W przypadku domów mieszkalnych, możliwości mamy znacznie większe. Przede wszystkim chodzi o zapewnienie instalacji wentylacyjnej o odpowiedniej wydajności. Najlepiej takiej, która na co dzień będzie pracować ze zmniejszoną wydajnością w stosunku do maksymalnych możliwości. Wtedy w razie takiej potrzeby będzie można na jakiś czas zwiększyć intensywność wymiany powietrza, gdy np. suszymy w domu pranie albo mamy gości (gdy potrzebujemy wywietrzyć wilgoć, dym papierosowy, itd.).
Wcale nie jest tak, że dla zdrowia mieszkańców w budynku konieczne jest otwieranie okien i częste wietrzenie — to powinno być bowiem zadaniem wentylacji.

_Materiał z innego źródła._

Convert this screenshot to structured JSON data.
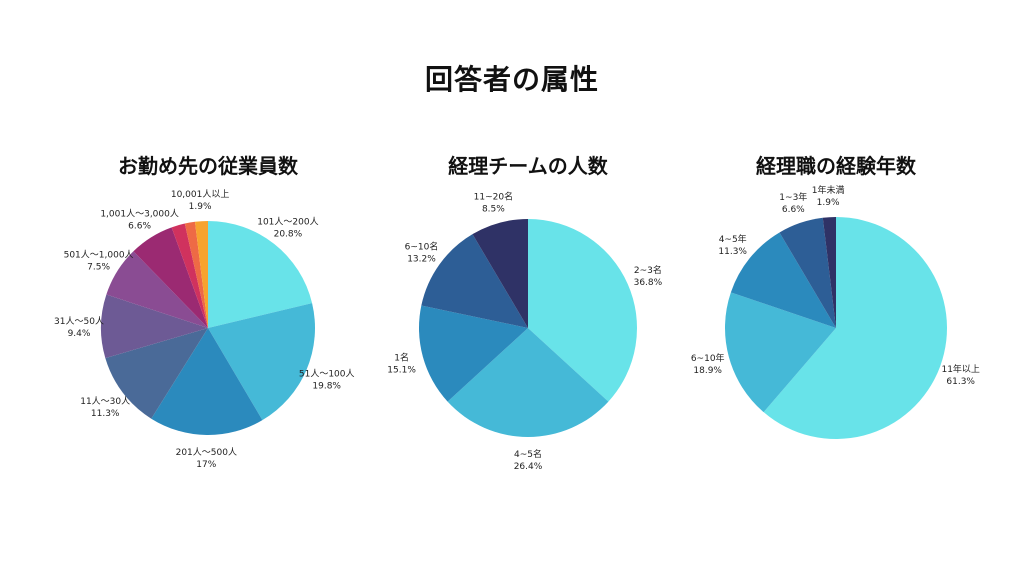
{
  "page": {
    "title": "回答者の属性"
  },
  "chart_data": [
    {
      "type": "pie",
      "title": "お勤め先の従業員数",
      "slices": [
        {
          "label": "101人〜200人",
          "value_text": "20.8%",
          "value": 20.8,
          "color": "#68E3E9"
        },
        {
          "label": "51人〜100人",
          "value_text": "19.8%",
          "value": 19.8,
          "color": "#45B9D7"
        },
        {
          "label": "201人〜500人",
          "value_text": "17%",
          "value": 17.0,
          "color": "#2B8ABD"
        },
        {
          "label": "11人〜30人",
          "value_text": "11.3%",
          "value": 11.3,
          "color": "#4A6A98"
        },
        {
          "label": "31人〜50人",
          "value_text": "9.4%",
          "value": 9.4,
          "color": "#6D5A95"
        },
        {
          "label": "501人〜1,000人",
          "value_text": "7.5%",
          "value": 7.5,
          "color": "#8A4C93"
        },
        {
          "label": "1,001人〜3,000人",
          "value_text": "6.6%",
          "value": 6.6,
          "color": "#9B2A72"
        },
        {
          "label": "",
          "value_text": "",
          "value": 2.0,
          "color": "#D0325E"
        },
        {
          "label": "",
          "value_text": "",
          "value": 1.5,
          "color": "#EE6A45"
        },
        {
          "label": "10,001人以上",
          "value_text": "1.9%",
          "value": 1.9,
          "color": "#F7A32E"
        }
      ]
    },
    {
      "type": "pie",
      "title": "経理チームの人数",
      "slices": [
        {
          "label": "2~3名",
          "value_text": "36.8%",
          "value": 36.8,
          "color": "#68E3E9"
        },
        {
          "label": "4~5名",
          "value_text": "26.4%",
          "value": 26.4,
          "color": "#45B9D7"
        },
        {
          "label": "1名",
          "value_text": "15.1%",
          "value": 15.1,
          "color": "#2B8ABD"
        },
        {
          "label": "6~10名",
          "value_text": "13.2%",
          "value": 13.2,
          "color": "#2D5E96"
        },
        {
          "label": "11~20名",
          "value_text": "8.5%",
          "value": 8.5,
          "color": "#2F3266"
        }
      ]
    },
    {
      "type": "pie",
      "title": "経理職の経験年数",
      "slices": [
        {
          "label": "11年以上",
          "value_text": "61.3%",
          "value": 61.3,
          "color": "#68E3E9"
        },
        {
          "label": "6~10年",
          "value_text": "18.9%",
          "value": 18.9,
          "color": "#45B9D7"
        },
        {
          "label": "4~5年",
          "value_text": "11.3%",
          "value": 11.3,
          "color": "#2B8ABD"
        },
        {
          "label": "1~3年",
          "value_text": "6.6%",
          "value": 6.6,
          "color": "#2D5E96"
        },
        {
          "label": "1年未満",
          "value_text": "1.9%",
          "value": 1.9,
          "color": "#2F3266"
        }
      ]
    }
  ]
}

Więcej na temat wentylacji, wilgoci i wilgotności, znajdziesz w dziale o ogrzewaniu. Jeśli temat syndromu chorego budynku Cię bardziej zainteresował, polecam Twojej uwadze artykuł w serwisie muratorplus.pl.
Nie wyobrażał bym sobie pracować w firmie z tak wykonanym systemem wentylacji. Na szczęście u mnie nie ma tego problemu. Ten tekst pokazuje jak ważnym elementem w każdym budynku jest wentylacja.
Najgorsze jest to, że jeśli już będziemy przebywać w takim budynku to mamy małe możliwości zmiany i praktycznie zero wpływu na to. Na szczęście w Polsce problem chorego budynku występuje dosyć rzadko. Dobry artykuł. Pozdrawiam.
Bardzo ciekawy wpis.
Jednak wentylacja zapewniający dobry obieg powietrza jest podstawą w pracy, i w życiu. Przecież tak na dobrą sprawę, firmy tracą na oszczędnościach wentylacji. Pracownik z ograniczonym dojściem do dobrej jakości powietrza, jest dużo mniej wydajny. Traci koncentrację, popełnia błędy. Zmniejsza się wydajność pracy i koszty idą w górę.
Może dotknę teraz kwestii związanej bardziej z klimatyzacją niż wentylacją. Rok temu przez kilka miesięcy pracowałem w biurze na poddaszu. Firma miała swoją siedzibę w zabytkowym pałacu z xix wieku. W godzinach po południowych nie szło wytrzymać w pomieszczeniu. Bez żadnej klimatyzacji, przy 30 stopniach c, pod rozgrzaną papą, koszmar. Nikomu nie życzę.